LeQ Medical
Communicating the Ideas Changing Medicine
The Real Front Lines of Marketing

happy_female_operatorYou should train the people who answer your phones. This is the real front line of marketing.

Most companies hire lots and lots of people with fancy degrees and pay them big salaries and let them sit around far away from the battle. Meanwhile, they pay other people with far less education very little money to deal more or less non-stop with the company’s customers.

So how hard would it be to train the folks who answer your phone? Or pay them a little better so that you got the very best people for the job? Well, most marketing people never ask that question, but they should.

Training the phone folks need not be all that hard. When these people are first hired, there should be a training program aimed at introducing them to your company, your products, your markets, and the sort of inquiries they are most likely to get by phone. They should get an organizational chart and a thorough understanding of what departments exist, what they do, and what kinds of questions or calls are likely to come for which groups.

You have to assume that the person you just hired to spend all day with your customers does not know your industry. This introductory training should be very basic and ramp up to cover the nuances. In other words, if your company makes ablation catheters for atrial fibrillation, you may have to go over the very basics of atrial fibrillation, explain what a catheter is, talk about what ablations are, and then move on from there.

But introductory training is just that–the beginning. Your phone people should get regular training “booster shots” by getting information about new products, new services, new departments, new hires, and the momentary issues that your company is dealing with.

Include your phone staff in your launch memos–you can even give them launch kits or maybe abbreviated mini-launch kits to help introduce them to new products and services. (I know some marketing types are thinking this is a big waste of time but remember, most of the phone people spend more time in one day chatting with your customers than you do–so why should you deny them information on your latest launch?)

Your phone people are the ones who are the “voice” of the company. You may think that your executives are the voice of the company, but it’s the phone people that most of your customers interact with. You want them to be informed and high-energy and enthusiastic. So how do you drum up enthusiasm?
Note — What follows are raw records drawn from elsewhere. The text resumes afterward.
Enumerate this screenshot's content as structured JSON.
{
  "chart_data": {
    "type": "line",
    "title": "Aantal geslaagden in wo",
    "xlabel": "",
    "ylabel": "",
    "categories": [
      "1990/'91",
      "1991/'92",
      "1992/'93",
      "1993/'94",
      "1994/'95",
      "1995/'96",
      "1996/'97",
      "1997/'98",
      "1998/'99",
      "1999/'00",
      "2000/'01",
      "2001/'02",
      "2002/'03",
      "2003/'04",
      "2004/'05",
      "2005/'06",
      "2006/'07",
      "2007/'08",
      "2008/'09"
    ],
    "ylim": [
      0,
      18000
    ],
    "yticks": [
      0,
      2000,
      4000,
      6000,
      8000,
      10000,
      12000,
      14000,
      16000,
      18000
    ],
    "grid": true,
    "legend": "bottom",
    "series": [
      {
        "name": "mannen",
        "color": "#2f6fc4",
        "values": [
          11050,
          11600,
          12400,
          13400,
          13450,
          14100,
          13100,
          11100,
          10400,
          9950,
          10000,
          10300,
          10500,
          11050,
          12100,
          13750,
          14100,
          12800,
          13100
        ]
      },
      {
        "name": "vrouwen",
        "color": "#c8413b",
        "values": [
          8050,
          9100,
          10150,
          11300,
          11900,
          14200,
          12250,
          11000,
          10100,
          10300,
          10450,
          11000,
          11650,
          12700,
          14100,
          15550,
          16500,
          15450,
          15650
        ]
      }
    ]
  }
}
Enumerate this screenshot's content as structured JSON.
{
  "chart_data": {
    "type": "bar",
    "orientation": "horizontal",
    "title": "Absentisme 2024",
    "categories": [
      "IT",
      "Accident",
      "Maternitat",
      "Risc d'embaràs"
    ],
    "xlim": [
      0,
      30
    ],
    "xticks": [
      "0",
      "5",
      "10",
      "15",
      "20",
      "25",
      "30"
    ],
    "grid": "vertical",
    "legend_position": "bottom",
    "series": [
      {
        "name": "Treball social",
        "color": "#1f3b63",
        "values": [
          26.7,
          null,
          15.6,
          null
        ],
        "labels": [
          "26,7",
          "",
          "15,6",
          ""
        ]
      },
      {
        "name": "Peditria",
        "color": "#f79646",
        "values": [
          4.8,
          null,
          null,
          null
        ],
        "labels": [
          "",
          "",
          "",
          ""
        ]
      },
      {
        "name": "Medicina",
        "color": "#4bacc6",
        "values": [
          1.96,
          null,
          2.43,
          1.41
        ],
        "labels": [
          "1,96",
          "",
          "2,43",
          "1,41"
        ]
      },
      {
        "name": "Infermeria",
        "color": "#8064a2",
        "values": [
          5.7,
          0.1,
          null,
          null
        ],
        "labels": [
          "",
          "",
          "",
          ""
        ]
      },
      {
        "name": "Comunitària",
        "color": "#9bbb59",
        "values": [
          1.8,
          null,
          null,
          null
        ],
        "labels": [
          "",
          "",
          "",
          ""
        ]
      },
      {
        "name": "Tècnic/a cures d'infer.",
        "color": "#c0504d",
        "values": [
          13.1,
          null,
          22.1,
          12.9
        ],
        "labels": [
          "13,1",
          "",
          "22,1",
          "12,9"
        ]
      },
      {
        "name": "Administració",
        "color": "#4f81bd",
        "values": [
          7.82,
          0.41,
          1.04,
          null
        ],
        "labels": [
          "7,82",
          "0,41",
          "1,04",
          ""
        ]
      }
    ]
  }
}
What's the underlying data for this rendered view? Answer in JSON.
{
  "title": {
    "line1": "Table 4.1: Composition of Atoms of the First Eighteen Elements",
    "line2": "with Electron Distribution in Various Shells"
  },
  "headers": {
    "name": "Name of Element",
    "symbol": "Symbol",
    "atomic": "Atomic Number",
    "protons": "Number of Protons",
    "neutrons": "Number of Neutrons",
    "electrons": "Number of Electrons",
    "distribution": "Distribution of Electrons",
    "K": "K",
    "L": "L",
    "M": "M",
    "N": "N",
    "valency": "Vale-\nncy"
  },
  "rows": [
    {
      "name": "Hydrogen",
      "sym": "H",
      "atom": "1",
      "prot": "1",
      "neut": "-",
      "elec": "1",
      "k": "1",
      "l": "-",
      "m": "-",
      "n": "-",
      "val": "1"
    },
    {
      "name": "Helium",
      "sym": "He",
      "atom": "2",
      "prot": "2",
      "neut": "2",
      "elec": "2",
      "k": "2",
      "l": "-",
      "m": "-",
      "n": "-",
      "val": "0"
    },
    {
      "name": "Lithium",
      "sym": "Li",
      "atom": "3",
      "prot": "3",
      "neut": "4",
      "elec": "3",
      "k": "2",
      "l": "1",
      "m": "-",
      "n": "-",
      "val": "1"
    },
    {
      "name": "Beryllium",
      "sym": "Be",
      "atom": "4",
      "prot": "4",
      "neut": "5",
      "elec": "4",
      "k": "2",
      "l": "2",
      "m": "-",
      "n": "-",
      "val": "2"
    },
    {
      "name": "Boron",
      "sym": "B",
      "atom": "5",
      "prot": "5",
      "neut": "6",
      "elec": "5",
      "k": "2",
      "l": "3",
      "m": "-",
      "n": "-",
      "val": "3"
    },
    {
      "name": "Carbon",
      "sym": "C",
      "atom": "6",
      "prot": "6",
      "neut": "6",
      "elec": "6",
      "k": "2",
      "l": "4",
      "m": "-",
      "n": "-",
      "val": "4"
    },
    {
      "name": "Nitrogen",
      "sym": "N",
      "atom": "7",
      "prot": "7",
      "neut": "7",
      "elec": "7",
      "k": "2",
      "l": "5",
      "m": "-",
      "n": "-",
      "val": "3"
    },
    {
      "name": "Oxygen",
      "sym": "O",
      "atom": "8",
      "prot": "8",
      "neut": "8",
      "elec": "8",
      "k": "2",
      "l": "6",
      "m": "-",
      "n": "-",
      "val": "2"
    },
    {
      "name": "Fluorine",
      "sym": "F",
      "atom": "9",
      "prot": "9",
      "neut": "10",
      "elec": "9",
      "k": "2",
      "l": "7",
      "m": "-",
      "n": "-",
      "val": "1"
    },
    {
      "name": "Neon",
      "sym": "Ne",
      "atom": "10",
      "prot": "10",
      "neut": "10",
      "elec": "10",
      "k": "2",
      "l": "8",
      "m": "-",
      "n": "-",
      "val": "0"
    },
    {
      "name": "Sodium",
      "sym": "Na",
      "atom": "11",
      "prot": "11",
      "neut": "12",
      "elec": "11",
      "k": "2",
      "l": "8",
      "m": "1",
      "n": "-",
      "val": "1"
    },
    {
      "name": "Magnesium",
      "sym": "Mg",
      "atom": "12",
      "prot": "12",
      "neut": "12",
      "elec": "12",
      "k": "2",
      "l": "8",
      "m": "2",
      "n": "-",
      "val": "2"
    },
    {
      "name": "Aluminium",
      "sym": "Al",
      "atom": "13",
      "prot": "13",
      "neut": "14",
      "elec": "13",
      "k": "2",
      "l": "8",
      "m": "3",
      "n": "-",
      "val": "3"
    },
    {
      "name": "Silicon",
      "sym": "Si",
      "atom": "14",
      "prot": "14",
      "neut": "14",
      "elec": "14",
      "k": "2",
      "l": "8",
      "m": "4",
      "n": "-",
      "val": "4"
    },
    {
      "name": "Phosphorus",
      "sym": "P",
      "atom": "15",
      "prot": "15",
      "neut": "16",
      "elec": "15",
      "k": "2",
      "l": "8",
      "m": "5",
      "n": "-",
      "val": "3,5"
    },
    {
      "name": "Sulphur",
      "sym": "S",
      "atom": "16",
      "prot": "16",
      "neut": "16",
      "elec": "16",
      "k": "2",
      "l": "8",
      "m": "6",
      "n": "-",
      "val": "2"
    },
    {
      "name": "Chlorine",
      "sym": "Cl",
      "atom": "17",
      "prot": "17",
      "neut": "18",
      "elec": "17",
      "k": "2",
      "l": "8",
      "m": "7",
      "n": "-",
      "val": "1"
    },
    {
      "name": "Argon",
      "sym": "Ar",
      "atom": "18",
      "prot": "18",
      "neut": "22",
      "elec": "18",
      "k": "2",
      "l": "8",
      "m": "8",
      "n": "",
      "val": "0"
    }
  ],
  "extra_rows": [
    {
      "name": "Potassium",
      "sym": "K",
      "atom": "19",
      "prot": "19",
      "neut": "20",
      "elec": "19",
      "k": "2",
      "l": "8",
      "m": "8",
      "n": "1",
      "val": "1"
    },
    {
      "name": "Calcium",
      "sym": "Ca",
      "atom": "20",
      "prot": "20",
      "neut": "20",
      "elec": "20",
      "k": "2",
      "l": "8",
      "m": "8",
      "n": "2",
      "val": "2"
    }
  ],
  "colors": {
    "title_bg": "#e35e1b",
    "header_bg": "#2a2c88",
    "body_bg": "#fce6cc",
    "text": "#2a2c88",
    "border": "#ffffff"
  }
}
I think one good way is to include them in certain marketing meetings (particularly ones about big changes and rah-rah ones) and to be sure that they regularly get marketing goodies like the new T-shirts or coffee mugs or logo pens. Again, I know marketing types who would say this is a waste of time, but shouldn’t your front line people be happy to be at work and excited about your latest product?

I once worked at a company that had just launched a major product. We were testing our phone service at that time and when one of my shills called the main number and asked about the new product, the person answering the phone had never heard of it.

That was not her fault. Her job kept her in a cubicle off the main floor, far away from the marketing and other departments and nobody ever thought to give her information or include her even on email distributions. Furthermore, I would imagine that it was embarrassing and disconcerting to her not to know what was being asked and that made her answer seem curt and even hostile.

If you have marketing guys in your company who resist including phone people in the information loop, you need to start asking yourself: are those the right guys to be in marketing? It costs so little to take your phone front-line people from mediocre to outstanding–and why would you want to keep anybody (especially the guys and gals who answer your phone) in the dark about your company’s products?